Let define the top left corner is (1,1), the light below it is (2, 1).........

Once you decided how to press the first row. Then You can only switch the light (1, 1) by the switch (2 ,1). If light(1 ,1) is off after pressing the first row, then you can't touch the switch (2,1). Otherwsie you must press it. Following the logic, you will know how to press the 2nd row, and then 3rd row........10th row

So, what you need is just testing all the 1024 combinations of the first row

Posted: Sat May 17, 2003 4:56 am
by hank
I got Accepted !! Thanks a lot!! ^_^|

10309

Posted: Fri Apr 09, 2004 7:55 pm
by knapsack
Can anyone help me with the input and output for the 'Turn the lights off' problem????

Thanks in advance......

Thing to point out

Posted: Mon Sep 25, 2006 3:04 am
by TheKiler
I thought that I might point out some funny thing while I was solving 5x5 puzzles, but I think they might be universal to such a problem of any size even though I don't how to prove it right or wrong.

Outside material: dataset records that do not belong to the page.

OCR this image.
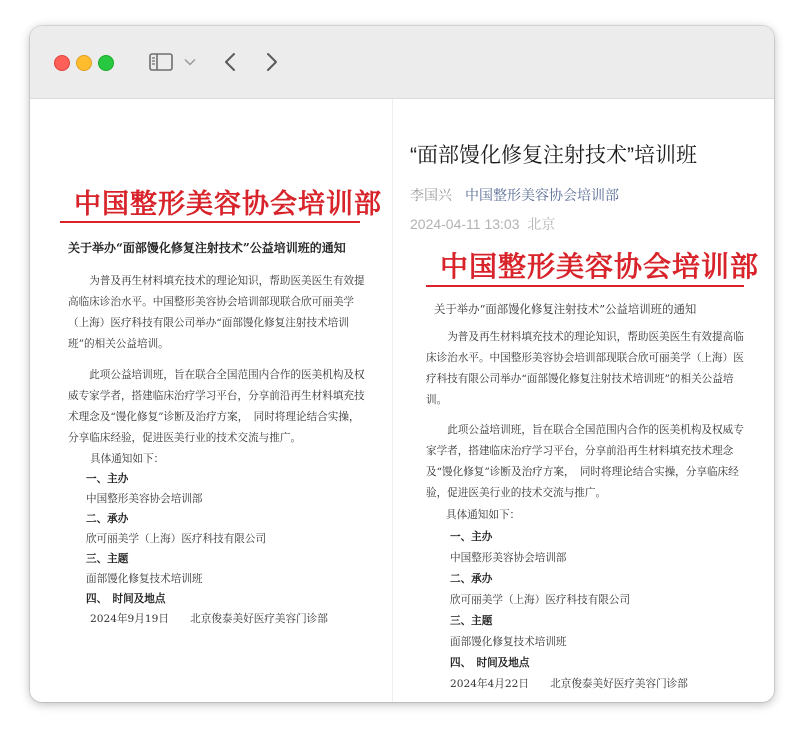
中国整形美容协会培训部
关于举办“面部馒化修复注射技术”公益培训班的通知
为普及再生材料填充技术的理论知识，帮助医美医生有效提高临床诊治水平。中国整形美容协会培训部现联合欣可丽美学（上海）医疗科技有限公司举办“面部馒化修复注射技术培训班”的相关公益培训。
此项公益培训班，旨在联合全国范围内合作的医美机构及权威专家学者，搭建临床治疗学习平台，分享前沿再生材料填充技术理念及“馒化修复”诊断及治疗方案，　同时将理论结合实操，分享临床经验，促进医美行业的技术交流与推广。
具体通知如下：
一、主办
中国整形美容协会培训部
二、承办
欣可丽美学（上海）医疗科技有限公司
三、主题
面部馒化修复技术培训班
四、　时间及地点
2024年9月19日　　北京俊泰美好医疗美容门诊部
“面部馒化修复注射技术”培训班
李国兴 中国整形美容协会培训部
2024-04-11 13:03 北京
中国整形美容协会培训部
关于举办“面部馒化修复注射技术”公益培训班的通知
为普及再生材料填充技术的理论知识，帮助医美医生有效提高临床诊治水平。中国整形美容协会培训部现联合欣可丽美学（上海）医疗科技有限公司举办“面部馒化修复注射技术培训班”的相关公益培训。
此项公益培训班，旨在联合全国范围内合作的医美机构及权威专家学者，搭建临床治疗学习平台，分享前沿再生材料填充技术理念及“馒化修复”诊断及治疗方案，　同时将理论结合实操，分享临床经验，促进医美行业的技术交流与推广。
具体通知如下：
一、主办
中国整形美容协会培训部
二、承办
欣可丽美学（上海）医疗科技有限公司
三、主题
面部馒化修复技术培训班
四、　时间及地点
2024年4月22日　　北京俊泰美好医疗美容门诊部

Assuming NxN is a size of a puzzle.
  • First I found out that all solutions are equal to solutions that change only

    Code: Select all

    SOLUTION_NUMBER=roundup( log2 N )
    bulbs from the left or right in the first row.
  • Then I found out that there indeed are only SOLUTION_NUMBER eventual last rows, which correspond to the just-left and just-right solutions above.
If this is right, the quickest solution would be to hard-code all of the possible last rows that can be encountered and use an appropriate solution.

Must check that out.

Posted: Tue Nov 21, 2006 10:22 am
by serur
Hi fellows!

What's the proper approach for this problem - bfs??